The advent of Large Multimodal Models (LMMs) has significantly enhanced Large Language Models (LLMs) to process and interpret diverse data modalities (e.g., image and video). However, as input complexity increases, particularly with long video sequences, the number of required tokens has grown significantly, leading to quadratically computational costs. This has made the efficient compression of video tokens in LMMs, while maintaining performance integrity, a pressing research challenge. In this paper, we introduce CrossLMM, decoupling long video sequences from LMMs via a dual cross-attention mechanism, which substantially reduces visual token quantity with minimal performance degradation. Specifically, we first implement a significant token reduction from pretrained visual encoders through a pooling methodology. Then, within LLM layers, we employ a visual-to-visual cross-attention mechanism, wherein the pooled visual tokens function as queries against the original visual token set. This module enables more efficient token utilization while retaining fine-grained informational fidelity. In addition, we introduce a text-to-visual cross-attention mechanism, for which the text tokens are enhanced through interaction with the original visual tokens, enriching the visual comprehension of the text tokens. Comprehensive empirical evaluation demonstrates that our approach achieves comparable or superior performance across diverse video-based LMM benchmarks, despite utilizing substantially fewer computational resources.

Figures (4)

• Figure 1: Comparisons of Different Visual Token Compression Methods. (a) keeps all visual tokens. (b) and (c) merge visual tokens before and within LLMs, respectively. (d) Our method decouples visual tokens from LLMs with a dual cross-attention mechanism. We first merge visual tokens before LLMs to reduce computational cost in LLMs. Then we propose a Visual-to-Visual Cross-Attention (V2V CA) to preserve fine-grained details of original visual tokens into merged tokens, and a Text-to-Visual Cross-Attention (T2V CA) to enhance text tokens with visual information.

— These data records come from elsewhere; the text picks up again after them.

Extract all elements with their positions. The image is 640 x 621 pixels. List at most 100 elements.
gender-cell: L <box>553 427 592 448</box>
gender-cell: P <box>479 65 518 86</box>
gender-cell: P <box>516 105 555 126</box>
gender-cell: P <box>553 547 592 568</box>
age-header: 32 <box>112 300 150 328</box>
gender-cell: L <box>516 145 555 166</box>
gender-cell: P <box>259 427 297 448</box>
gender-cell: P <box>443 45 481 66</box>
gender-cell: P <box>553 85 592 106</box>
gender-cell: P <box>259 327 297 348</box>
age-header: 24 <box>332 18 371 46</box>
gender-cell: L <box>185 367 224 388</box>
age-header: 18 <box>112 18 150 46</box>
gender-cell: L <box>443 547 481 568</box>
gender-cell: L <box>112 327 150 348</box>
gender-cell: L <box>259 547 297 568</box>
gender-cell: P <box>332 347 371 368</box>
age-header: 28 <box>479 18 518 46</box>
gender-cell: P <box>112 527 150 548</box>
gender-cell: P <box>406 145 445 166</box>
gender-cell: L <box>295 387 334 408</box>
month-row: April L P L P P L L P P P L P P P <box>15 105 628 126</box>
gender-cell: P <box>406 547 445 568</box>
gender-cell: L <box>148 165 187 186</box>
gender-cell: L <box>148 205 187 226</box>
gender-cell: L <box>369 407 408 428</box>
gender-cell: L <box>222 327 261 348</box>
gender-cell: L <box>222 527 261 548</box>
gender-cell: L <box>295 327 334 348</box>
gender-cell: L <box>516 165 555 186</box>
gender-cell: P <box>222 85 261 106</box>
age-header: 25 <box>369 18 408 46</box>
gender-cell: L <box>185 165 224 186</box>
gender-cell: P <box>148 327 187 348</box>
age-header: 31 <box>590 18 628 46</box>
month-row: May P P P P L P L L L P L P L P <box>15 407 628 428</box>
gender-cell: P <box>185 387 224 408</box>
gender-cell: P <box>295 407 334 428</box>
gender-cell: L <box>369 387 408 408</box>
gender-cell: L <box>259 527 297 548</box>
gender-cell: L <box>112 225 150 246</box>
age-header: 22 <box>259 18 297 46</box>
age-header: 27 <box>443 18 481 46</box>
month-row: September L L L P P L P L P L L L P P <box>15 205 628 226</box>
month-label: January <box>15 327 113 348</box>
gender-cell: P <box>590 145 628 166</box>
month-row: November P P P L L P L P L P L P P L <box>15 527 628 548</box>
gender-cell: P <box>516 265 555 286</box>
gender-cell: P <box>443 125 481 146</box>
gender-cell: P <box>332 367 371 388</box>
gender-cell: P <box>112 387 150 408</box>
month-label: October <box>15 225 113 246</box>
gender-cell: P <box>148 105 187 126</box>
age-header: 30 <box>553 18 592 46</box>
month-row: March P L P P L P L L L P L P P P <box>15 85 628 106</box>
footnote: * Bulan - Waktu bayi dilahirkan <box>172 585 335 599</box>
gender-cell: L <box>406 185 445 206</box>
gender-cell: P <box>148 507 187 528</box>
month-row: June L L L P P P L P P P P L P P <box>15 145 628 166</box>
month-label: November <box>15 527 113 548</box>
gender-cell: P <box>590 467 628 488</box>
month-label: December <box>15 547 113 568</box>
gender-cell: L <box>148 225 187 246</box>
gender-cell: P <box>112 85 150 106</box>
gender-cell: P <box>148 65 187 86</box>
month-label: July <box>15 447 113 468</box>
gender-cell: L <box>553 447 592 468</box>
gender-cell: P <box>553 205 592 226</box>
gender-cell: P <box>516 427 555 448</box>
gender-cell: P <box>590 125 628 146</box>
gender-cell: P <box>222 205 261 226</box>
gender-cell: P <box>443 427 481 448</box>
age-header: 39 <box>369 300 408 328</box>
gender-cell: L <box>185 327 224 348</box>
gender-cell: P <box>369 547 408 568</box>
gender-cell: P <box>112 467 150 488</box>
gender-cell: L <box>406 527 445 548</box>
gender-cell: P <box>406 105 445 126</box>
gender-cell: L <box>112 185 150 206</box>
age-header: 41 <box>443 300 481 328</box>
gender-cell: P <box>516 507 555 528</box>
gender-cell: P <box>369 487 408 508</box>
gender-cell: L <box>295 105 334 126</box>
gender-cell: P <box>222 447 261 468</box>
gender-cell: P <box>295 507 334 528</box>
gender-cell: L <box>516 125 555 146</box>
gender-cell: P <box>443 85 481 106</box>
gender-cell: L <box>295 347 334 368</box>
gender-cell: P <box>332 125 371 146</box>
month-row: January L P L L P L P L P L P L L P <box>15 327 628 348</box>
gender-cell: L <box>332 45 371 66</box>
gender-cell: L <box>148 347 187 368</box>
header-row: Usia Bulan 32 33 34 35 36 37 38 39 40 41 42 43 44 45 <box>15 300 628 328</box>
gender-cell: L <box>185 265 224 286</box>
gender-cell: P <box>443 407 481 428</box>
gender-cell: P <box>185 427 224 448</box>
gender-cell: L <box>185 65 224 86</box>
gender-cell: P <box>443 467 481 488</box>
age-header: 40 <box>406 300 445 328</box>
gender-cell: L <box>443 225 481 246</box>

• Figure 2: Architecture of CrossLMM, which consists of a visual encoder, a visual projector and an LLM. For a pretrained LLM, we insert the proposed Dual Cross-Attention Layer (DCAL) to it every $n$ layers. The DCAL is a variant of general cross-attention layer with two parallel blocks: Visual-to-Visual (V2V) Cross-Attention and Text-to-Visual (T2V) Cross-Attention. Both V2V Cross-Attn and T2V Cross-Attn aggregate fine-grained information from the original visual tokens to produce visual-enhanced video tokens and text tokens.
• Figure 3: Implementation Details of Dual Cross-Attention. For a detailed illustration, please refer to Sec. \ref{['vcross']} and Sec. \ref{['tcross']}.
• Figure 4: Efficiency comparison between LLaVA-OV and CrossLMM across different frame counts (32, 64, 128, and 256). (a) CUDA memory consumption measured in MB, showing CrossLMM's significantly lower memory footprint that scales more efficiently with increasing frames. (b) Computational complexity measured in TFLOPs, demonstrating CrossLMM's reduced computational requirements. (c) Prefill processing time measured in milliseconds, illustrating CrossLMM's faster processing capability. (d) Average performance improvement of CrossLMM over LLaVA-OV across all frame counts, showing substantial reductions in all metrics.